Un sujet est grammaticalement ce qui donne sa forme au verbe (en personne et en nombre).
On ne peut donc écrire que "le sujet de l'article est les gens" ou "les gens sont le sujet de l'article".
Dans la première formule, "gens" n'est nullement un sujet inversé, mais un attribut du sujet.
Le seul cas où un nom singulier peut entraîner un accord au pluriel est celui des collectifs.
Voir
ici.Dois-je donc annoncer à ma femme qu'elle s'est trompée!? S'agit-il plûtot d'un piège à francophone?! Pourquoi y aurait-il tant de confusion? En anglais cette question ne serait jamais posée!
En tout cas, merci à tous.
Bonjour Katims,
Si je peux donner des conseils en grammaire, je ne saurais en fournir pour les relations conjugales 😉.
A mon avis le piège est dans l'application erronée d'un collectif ou d'un titre d'ouvrage pluriel, ou encore dans l'attraction de l'attribut qui pourrait être confondu avec un sujet inversé.
Une série d'exemples, pour me faire mieux comprendre :
Le sujet de l'article est les gens du voyage.
Les gens du voyage sont le sujet de l'article ou
"Les gens du voyage" est le sujet de l'article.
Accord du verbe et du participe avec un titre d'ouvrage (ou d'article).
Si le titre est un nom commun avec déterminant ou un groupe nominal, l'accord se fait souvent avec ce nom, mais on peut aussi choisir l'accord au masculin singulier :
Les Oiseaux est un film d'Hitchcock ou les Oiseaux ont marqué leur temps ;
Les Fleurs du mal, publiées en 1857, ont fait scandale ou les Fleurs du mal, publié en 1857, a fait scandale.
Inversion du groupe nominal sujet dans les phrases affirmatives.
Dans les phrases affirmatives, le sujet qui, le plus souvent, précède le verbe, peut être rejeté après celui-ci dans la langue écrite soutenue quand la phrase commence par l'attribut, le verbe, un adverbe ou un complément, ou encore un adjectif épithète détaché :
Seuls seront pris en compte les gens du voyage.
Un autre argument :
Si je remplace "est" par "devient" (autre verbe attributif), je ne pourrai jamais écrire "Le sujet deviennent les gens qui…"
Bonjour à tous,
Permettez-moi une question un peu bête mais comme je ne saisis pas très bien le sens du mot « sujet » dans la phrase en cause…

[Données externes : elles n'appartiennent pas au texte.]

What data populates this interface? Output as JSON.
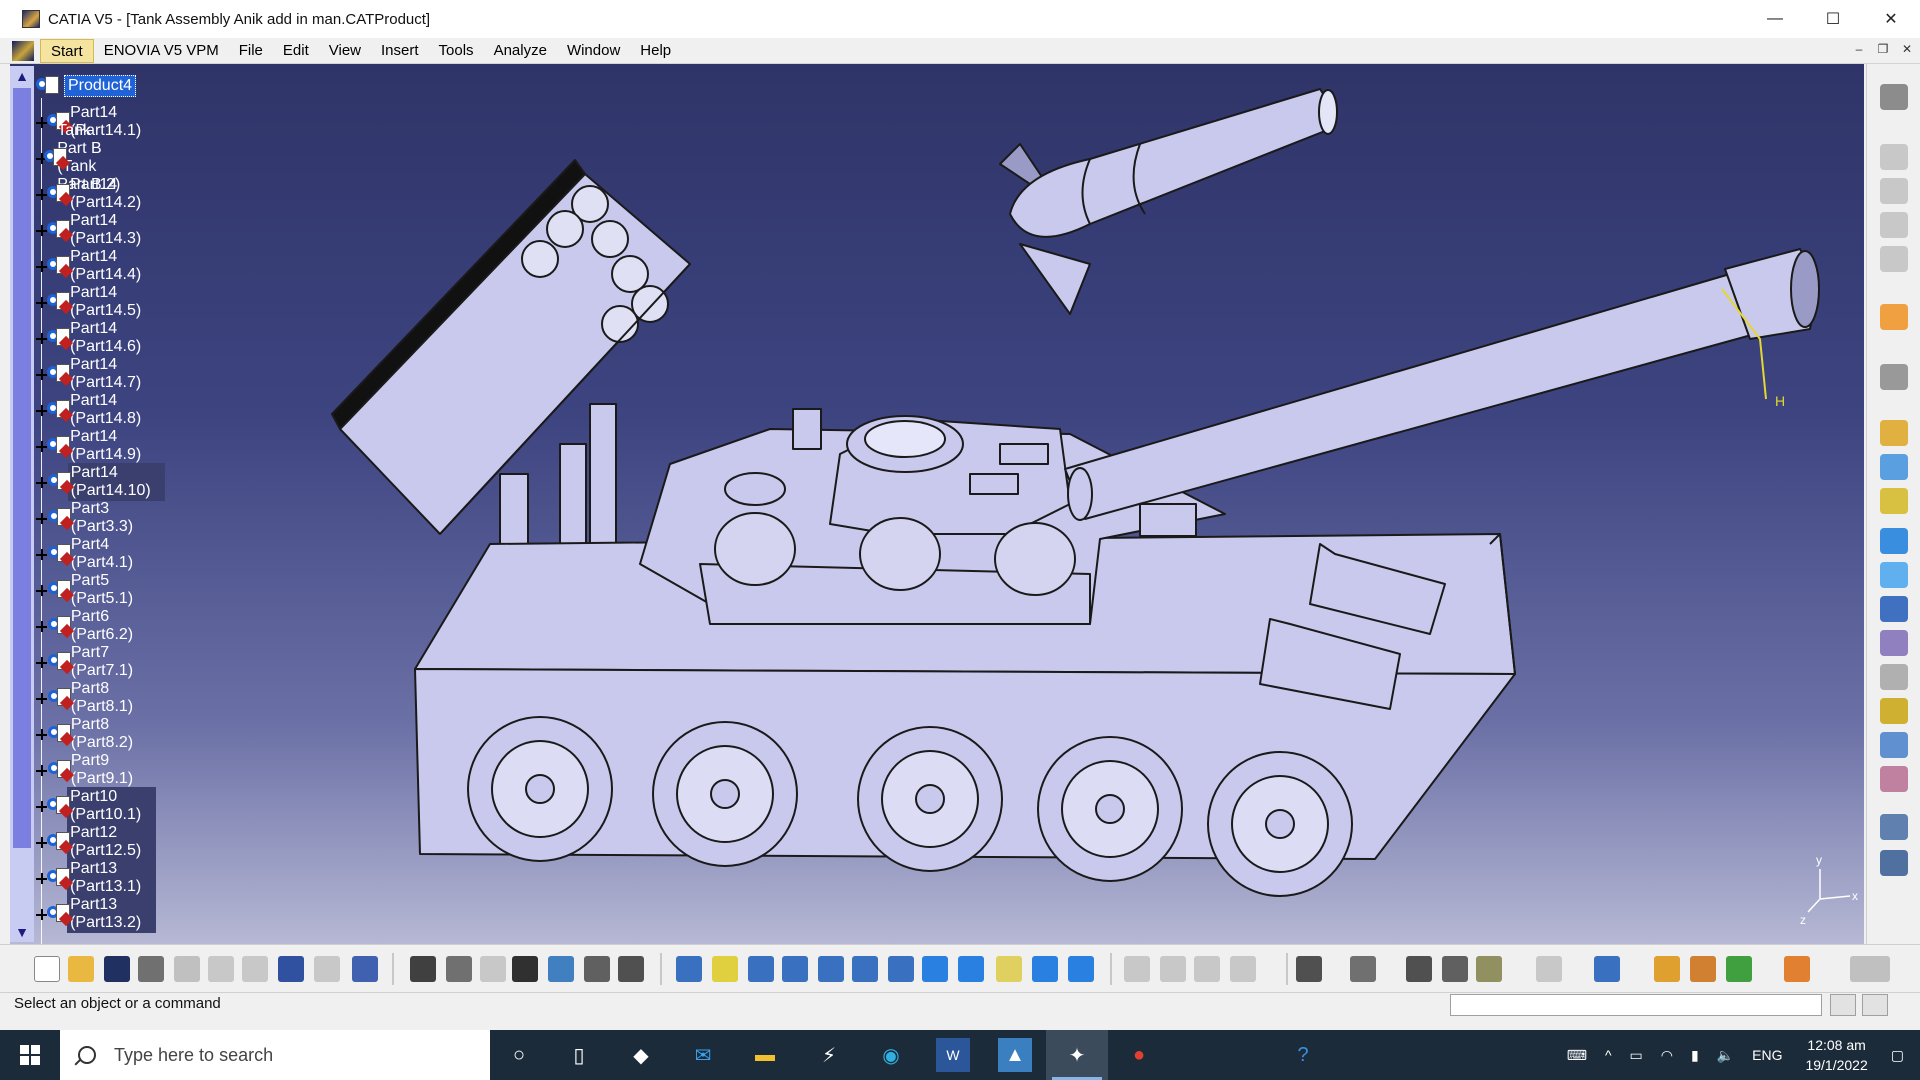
{
  "window": {
    "title": "CATIA V5 - [Tank Assembly Anik add in man.CATProduct]",
    "controls": [
      "—",
      "☐",
      "✕"
    ]
  },
  "menu": {
    "items": [
      {
        "label": "Start",
        "active": true
      },
      {
        "label": "ENOVIA V5 VPM",
        "active": false
      },
      {
        "label": "File",
        "active": false
      },
      {
        "label": "Edit",
        "active": false
      },
      {
        "label": "View",
        "active": false
      },
      {
        "label": "Insert",
        "active": false
      },
      {
        "label": "Tools",
        "active": false
      },
      {
        "label": "Analyze",
        "active": false
      },
      {
        "label": "Window",
        "active": false
      },
      {
        "label": "Help",
        "active": false
      }
    ]
  },
  "tree": {
    "root": "Product4",
    "items": [
      {
        "label": "Part14 (Part14.1)"
      },
      {
        "label": "Tank Part B (Tank Part B.2)"
      },
      {
        "label": "Part14 (Part14.2)"
      },
      {
        "label": "Part14 (Part14.3)"
      },
      {
        "label": "Part14 (Part14.4)"
      },
      {
        "label": "Part14 (Part14.5)"
      },
      {
        "label": "Part14 (Part14.6)"
      },
      {
        "label": "Part14 (Part14.7)"
      },
      {
        "label": "Part14 (Part14.8)"
      },
      {
        "label": "Part14 (Part14.9)"
      },
      {
        "label": "Part14 (Part14.10)"
      },
      {
        "label": "Part3 (Part3.3)"
      },
      {
        "label": "Part4 (Part4.1)"
      },
      {
        "label": "Part5 (Part5.1)"
      },
      {
        "label": "Part6 (Part6.2)"
      },
      {
        "label": "Part7 (Part7.1)"
      },
      {
        "label": "Part8 (Part8.1)"
      },
      {
        "label": "Part8 (Part8.2)"
      },
      {
        "label": "Part9 (Part9.1)"
      },
      {
        "label": "Part10 (Part10.1)"
      },
      {
        "label": "Part12 (Part12.5)"
      },
      {
        "label": "Part13 (Part13.1)"
      },
      {
        "label": "Part13 (Part13.2)"
      }
    ]
  },
  "viewport": {
    "axis_label_h": "H",
    "compass_x": "x",
    "compass_y": "y",
    "compass_z": "z",
    "bg_top": "#2f3468",
    "bg_bottom": "#b6b8d4"
  },
  "status": {
    "message": "Select an object or a command"
  },
  "taskbar": {
    "search_placeholder": "Type here to search",
    "language": "ENG",
    "time": "12:08 am",
    "date": "19/1/2022"
  },
  "colors": {
    "accent": "#1f63d6",
    "model": "#c9c9ee"
  }
}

Pour le moment, j'ai tendance à le prendre dans le sens de « thème » (ce dont parle l'article comme le propose Léah ci-dessus).

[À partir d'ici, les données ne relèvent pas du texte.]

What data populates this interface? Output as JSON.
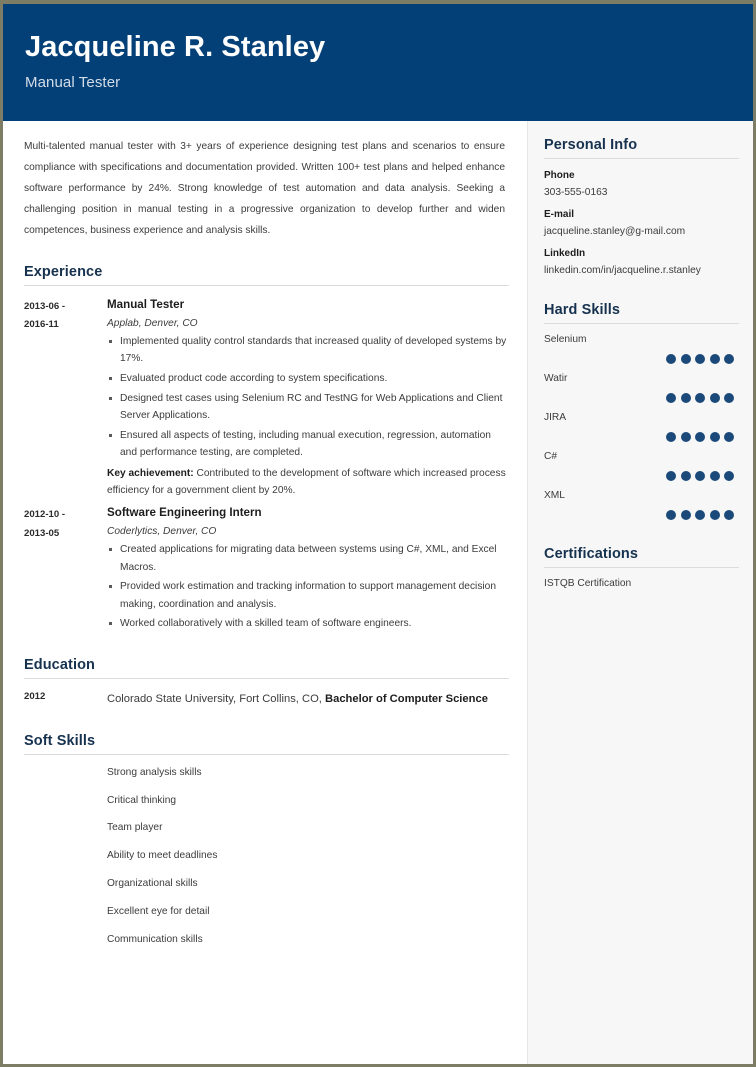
{
  "colors": {
    "header_bg": "#044078",
    "heading": "#16324f",
    "sidebar_bg": "#f7f7f7",
    "page_border": "#7d7d66",
    "dot_filled": "#1b4a7a"
  },
  "header": {
    "name": "Jacqueline R. Stanley",
    "job_title": "Manual Tester"
  },
  "summary": "Multi-talented manual tester with 3+ years of experience designing test plans and scenarios to ensure compliance with specifications and documentation provided. Written 100+ test plans and helped enhance software performance by 24%. Strong knowledge of test automation and data analysis. Seeking a challenging position in manual testing in a progressive organization to develop further and widen competences, business experience and analysis skills.",
  "sections": {
    "experience_heading": "Experience",
    "education_heading": "Education",
    "soft_skills_heading": "Soft Skills"
  },
  "experience": [
    {
      "date_from": "2013-06 -",
      "date_to": "2016-11",
      "job_title": "Manual Tester",
      "company": "Applab, Denver, CO",
      "bullets": [
        "Implemented quality control standards that increased quality of developed systems by 17%.",
        "Evaluated product code according to system specifications.",
        "Designed test cases using Selenium RC and TestNG for Web Applications and Client Server Applications.",
        "Ensured all aspects of testing, including manual execution, regression, automation and performance testing, are completed."
      ],
      "key_achievement_label": "Key achievement:",
      "key_achievement_text": " Contributed to the development of software which increased process efficiency for a government client by 20%."
    },
    {
      "date_from": "2012-10 -",
      "date_to": "2013-05",
      "job_title": "Software Engineering Intern",
      "company": "Coderlytics, Denver, CO",
      "bullets": [
        "Created applications for migrating data between systems using C#, XML, and Excel Macros.",
        "Provided work estimation and tracking information to support management decision making, coordination and analysis.",
        "Worked collaboratively with a skilled team of software engineers."
      ],
      "key_achievement_label": "",
      "key_achievement_text": ""
    }
  ],
  "education": [
    {
      "year": "2012",
      "school_text": "Colorado State University, Fort Collins, CO, ",
      "degree": "Bachelor of Computer Science"
    }
  ],
  "soft_skills": [
    "Strong analysis skills",
    "Critical thinking",
    "Team player",
    "Ability to meet deadlines",
    "Organizational skills",
    "Excellent eye for detail",
    "Communication skills"
  ],
  "sidebar": {
    "personal_info_heading": "Personal Info",
    "personal_info": [
      {
        "label": "Phone",
        "value": "303-555-0163"
      },
      {
        "label": "E-mail",
        "value": "jacqueline.stanley@g-mail.com"
      },
      {
        "label": "LinkedIn",
        "value": "linkedin.com/in/jacqueline.r.stanley"
      }
    ],
    "hard_skills_heading": "Hard Skills",
    "hard_skills": [
      {
        "name": "Selenium",
        "rating": 5,
        "max": 5
      },
      {
        "name": "Watir",
        "rating": 5,
        "max": 5
      },
      {
        "name": "JIRA",
        "rating": 5,
        "max": 5
      },
      {
        "name": "C#",
        "rating": 5,
        "max": 5
      },
      {
        "name": "XML",
        "rating": 5,
        "max": 5
      }
    ],
    "certifications_heading": "Certifications",
    "certifications": [
      "ISTQB Certification"
    ]
  }
}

Dans ce cas là, je ne serais pas sûre que la femme de Katims se soit trompée car il me semblerait que le pluriel ne soit pas vraiment incorrect, archaïque peut-être mais pas agrammatical.
Merci Jean-Luc tout s'est éclairci ! Il suffit d'appliquer ce qui est la règle "le verbe s'accorde en nombre avec son sujet" et effectivement il est abusif de dire que le sujet est inversé
Orientale, le sujet de l'article, c'est le thème choisi dans cet article, ou un livre ; l'expression est courante ; par exemple : Le sujet du recueil Les fleurs du mal est l'aspiration vers un Idéal que le Spleen empêche d'atteindre
Le sujet de l'article est les gens qui vivent dans le Sud.
Voici que dans le Bon usage de Grevisse, paragraphe 897 où il est question de l’accord avec l’attribut, j’ai relevé deux citations que je donne au passage pour information
(bien que je sois opposé par principe à ces exemples qui pour moi ne sont que le résultat de gens connus ou célèbres qui se permettent certaines incartades grammaticales et qui de ce fait ne peuvent être assimilés à des grammairiens)Le trait dominant de sa vibrante physionomie était les yeux (Blon) Sa seule distraction étaient les visites fréquentes de M. de Serpigny (H. de Régnier)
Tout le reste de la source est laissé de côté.